Gaza Strip: Israel allows limited supply of humanitarian aid
Israel opened a border crossing with the Hamas-controlled Gaza Strip on Monday for the first time in two weeks, allowing in a limited amount of humanitarian aid. According to Reuters, the move came ahead of talks in Jerusalem between outgoing Israeli Prime Minister Ehud Olmert and Palestinian President Mahmoud Abbas, who termed Israel's tightened blockade of the Gaza Strip a "war crime".

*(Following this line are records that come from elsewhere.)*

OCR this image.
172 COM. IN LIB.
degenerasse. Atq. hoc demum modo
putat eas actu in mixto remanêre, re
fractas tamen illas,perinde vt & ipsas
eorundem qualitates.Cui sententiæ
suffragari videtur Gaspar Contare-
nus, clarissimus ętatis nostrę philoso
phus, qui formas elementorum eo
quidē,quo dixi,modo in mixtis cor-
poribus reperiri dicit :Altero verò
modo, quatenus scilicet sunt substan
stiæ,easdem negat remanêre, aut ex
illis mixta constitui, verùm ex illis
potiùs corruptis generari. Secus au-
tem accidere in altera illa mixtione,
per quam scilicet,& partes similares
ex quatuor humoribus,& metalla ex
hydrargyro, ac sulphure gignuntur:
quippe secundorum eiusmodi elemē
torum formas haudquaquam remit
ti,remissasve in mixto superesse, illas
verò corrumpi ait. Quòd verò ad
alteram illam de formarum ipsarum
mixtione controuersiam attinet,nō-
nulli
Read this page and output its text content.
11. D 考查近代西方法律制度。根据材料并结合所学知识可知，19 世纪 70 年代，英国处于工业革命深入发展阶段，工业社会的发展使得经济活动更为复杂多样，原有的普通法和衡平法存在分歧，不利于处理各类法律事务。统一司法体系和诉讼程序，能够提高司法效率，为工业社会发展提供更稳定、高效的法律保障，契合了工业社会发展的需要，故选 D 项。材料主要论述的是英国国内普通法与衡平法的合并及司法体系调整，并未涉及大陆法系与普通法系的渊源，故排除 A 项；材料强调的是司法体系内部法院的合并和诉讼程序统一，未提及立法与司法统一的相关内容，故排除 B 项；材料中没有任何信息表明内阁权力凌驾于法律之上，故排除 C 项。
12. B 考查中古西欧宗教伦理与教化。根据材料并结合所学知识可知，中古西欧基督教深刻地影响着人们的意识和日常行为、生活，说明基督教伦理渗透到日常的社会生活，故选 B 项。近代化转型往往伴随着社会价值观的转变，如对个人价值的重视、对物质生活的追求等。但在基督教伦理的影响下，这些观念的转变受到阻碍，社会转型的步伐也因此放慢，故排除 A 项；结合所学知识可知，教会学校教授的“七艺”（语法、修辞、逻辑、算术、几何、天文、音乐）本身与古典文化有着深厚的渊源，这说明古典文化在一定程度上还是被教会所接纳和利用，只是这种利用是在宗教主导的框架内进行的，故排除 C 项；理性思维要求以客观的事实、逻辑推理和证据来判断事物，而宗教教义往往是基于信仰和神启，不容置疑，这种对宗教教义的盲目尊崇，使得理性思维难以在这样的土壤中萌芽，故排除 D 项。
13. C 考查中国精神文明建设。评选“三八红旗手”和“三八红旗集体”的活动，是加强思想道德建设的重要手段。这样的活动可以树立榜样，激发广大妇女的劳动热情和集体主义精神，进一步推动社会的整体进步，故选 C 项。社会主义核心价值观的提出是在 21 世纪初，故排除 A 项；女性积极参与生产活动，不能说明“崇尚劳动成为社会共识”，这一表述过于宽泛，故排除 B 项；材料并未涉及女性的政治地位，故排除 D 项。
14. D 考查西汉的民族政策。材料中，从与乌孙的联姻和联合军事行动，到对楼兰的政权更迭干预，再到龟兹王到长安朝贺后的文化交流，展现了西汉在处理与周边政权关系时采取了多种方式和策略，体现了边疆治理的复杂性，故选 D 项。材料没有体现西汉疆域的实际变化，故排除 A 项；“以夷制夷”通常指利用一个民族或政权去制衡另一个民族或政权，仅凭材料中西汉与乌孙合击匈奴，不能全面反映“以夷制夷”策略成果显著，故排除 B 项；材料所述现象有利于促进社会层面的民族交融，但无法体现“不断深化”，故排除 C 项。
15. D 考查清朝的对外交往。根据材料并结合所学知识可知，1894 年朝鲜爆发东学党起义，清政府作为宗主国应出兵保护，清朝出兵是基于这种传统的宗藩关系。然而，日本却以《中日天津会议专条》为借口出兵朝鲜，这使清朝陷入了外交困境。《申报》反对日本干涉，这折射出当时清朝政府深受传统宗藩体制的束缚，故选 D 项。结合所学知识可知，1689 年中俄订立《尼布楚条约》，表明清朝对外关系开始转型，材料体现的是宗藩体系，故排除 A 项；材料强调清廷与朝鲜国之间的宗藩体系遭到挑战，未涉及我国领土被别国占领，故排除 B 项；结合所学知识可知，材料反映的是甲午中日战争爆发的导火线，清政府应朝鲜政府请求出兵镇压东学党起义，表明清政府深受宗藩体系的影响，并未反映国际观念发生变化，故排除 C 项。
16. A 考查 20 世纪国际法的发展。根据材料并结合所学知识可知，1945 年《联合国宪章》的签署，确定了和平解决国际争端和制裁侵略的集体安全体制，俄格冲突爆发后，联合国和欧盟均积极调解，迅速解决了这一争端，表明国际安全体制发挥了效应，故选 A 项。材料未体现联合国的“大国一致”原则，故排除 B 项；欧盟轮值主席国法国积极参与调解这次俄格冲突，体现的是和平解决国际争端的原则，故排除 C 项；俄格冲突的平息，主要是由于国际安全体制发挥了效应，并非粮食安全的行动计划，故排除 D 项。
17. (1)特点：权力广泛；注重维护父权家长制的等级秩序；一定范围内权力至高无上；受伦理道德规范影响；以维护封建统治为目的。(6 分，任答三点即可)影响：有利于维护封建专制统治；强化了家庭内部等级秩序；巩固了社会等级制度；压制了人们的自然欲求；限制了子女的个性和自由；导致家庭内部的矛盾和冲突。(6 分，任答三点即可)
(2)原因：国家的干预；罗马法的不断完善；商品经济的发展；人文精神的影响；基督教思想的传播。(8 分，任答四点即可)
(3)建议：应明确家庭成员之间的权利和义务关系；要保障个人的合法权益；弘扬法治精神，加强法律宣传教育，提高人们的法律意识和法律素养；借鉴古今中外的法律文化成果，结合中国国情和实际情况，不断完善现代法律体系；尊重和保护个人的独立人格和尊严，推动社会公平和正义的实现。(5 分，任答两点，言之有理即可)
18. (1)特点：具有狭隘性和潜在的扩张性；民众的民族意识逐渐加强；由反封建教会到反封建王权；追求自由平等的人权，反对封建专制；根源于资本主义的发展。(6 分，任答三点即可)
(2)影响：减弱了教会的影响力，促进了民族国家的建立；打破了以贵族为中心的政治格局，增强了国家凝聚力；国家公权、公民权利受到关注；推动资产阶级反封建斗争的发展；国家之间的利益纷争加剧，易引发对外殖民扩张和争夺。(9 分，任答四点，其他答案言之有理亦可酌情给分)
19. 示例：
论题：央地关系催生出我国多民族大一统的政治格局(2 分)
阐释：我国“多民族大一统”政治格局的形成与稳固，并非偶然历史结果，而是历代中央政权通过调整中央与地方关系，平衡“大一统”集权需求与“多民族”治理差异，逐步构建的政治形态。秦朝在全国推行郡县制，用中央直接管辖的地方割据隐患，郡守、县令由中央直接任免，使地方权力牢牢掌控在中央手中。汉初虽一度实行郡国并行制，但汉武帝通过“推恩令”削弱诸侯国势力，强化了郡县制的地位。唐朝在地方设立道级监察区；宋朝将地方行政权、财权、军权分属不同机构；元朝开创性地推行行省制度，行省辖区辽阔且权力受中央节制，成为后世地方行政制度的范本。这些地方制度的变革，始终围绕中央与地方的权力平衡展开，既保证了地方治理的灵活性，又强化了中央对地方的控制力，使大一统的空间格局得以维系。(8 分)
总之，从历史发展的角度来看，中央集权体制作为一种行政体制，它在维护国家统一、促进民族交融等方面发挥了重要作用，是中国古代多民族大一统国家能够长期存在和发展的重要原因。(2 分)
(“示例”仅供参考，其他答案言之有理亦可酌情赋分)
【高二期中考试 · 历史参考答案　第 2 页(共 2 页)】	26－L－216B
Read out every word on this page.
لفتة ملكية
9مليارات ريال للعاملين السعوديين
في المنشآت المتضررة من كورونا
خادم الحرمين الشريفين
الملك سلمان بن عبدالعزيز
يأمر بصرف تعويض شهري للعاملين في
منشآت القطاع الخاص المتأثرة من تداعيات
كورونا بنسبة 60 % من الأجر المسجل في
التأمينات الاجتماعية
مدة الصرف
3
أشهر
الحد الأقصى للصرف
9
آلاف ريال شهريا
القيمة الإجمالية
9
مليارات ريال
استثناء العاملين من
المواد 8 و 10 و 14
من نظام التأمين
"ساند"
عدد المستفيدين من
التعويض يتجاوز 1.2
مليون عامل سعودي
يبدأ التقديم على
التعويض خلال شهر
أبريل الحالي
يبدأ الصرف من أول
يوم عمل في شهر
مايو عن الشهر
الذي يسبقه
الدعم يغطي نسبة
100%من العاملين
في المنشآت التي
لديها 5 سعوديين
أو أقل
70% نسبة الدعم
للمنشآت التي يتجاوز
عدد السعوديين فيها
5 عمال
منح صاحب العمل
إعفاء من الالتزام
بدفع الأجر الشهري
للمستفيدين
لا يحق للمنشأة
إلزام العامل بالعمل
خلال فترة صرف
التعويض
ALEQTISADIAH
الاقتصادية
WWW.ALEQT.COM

Israeli Defence Ministry spokesman Peter Lerner said some 30 truckloads of goods entered the Gaza Strip, including meat and powdered milk for the United Nations Relief and Works Agency (UNRWA). "It will last a matter of days. But then what?" UNRWA spokesman Christopher Gunness said of the limited supplies.
Israeli officials said future aid shipments hinged on keeping a lid on border violence which has disrupted a 5-month-old truce, due to expire in December, along the Israel-Gaza frontier. Israel had not allowed UNRWA and other agencies to bring in supplies since Nov. 4.
UNRWA cautioned last week it had run out of food supplies for 750,000 Palestinians in the Gaza Strip because Israel had blocked trucks from entering the territory.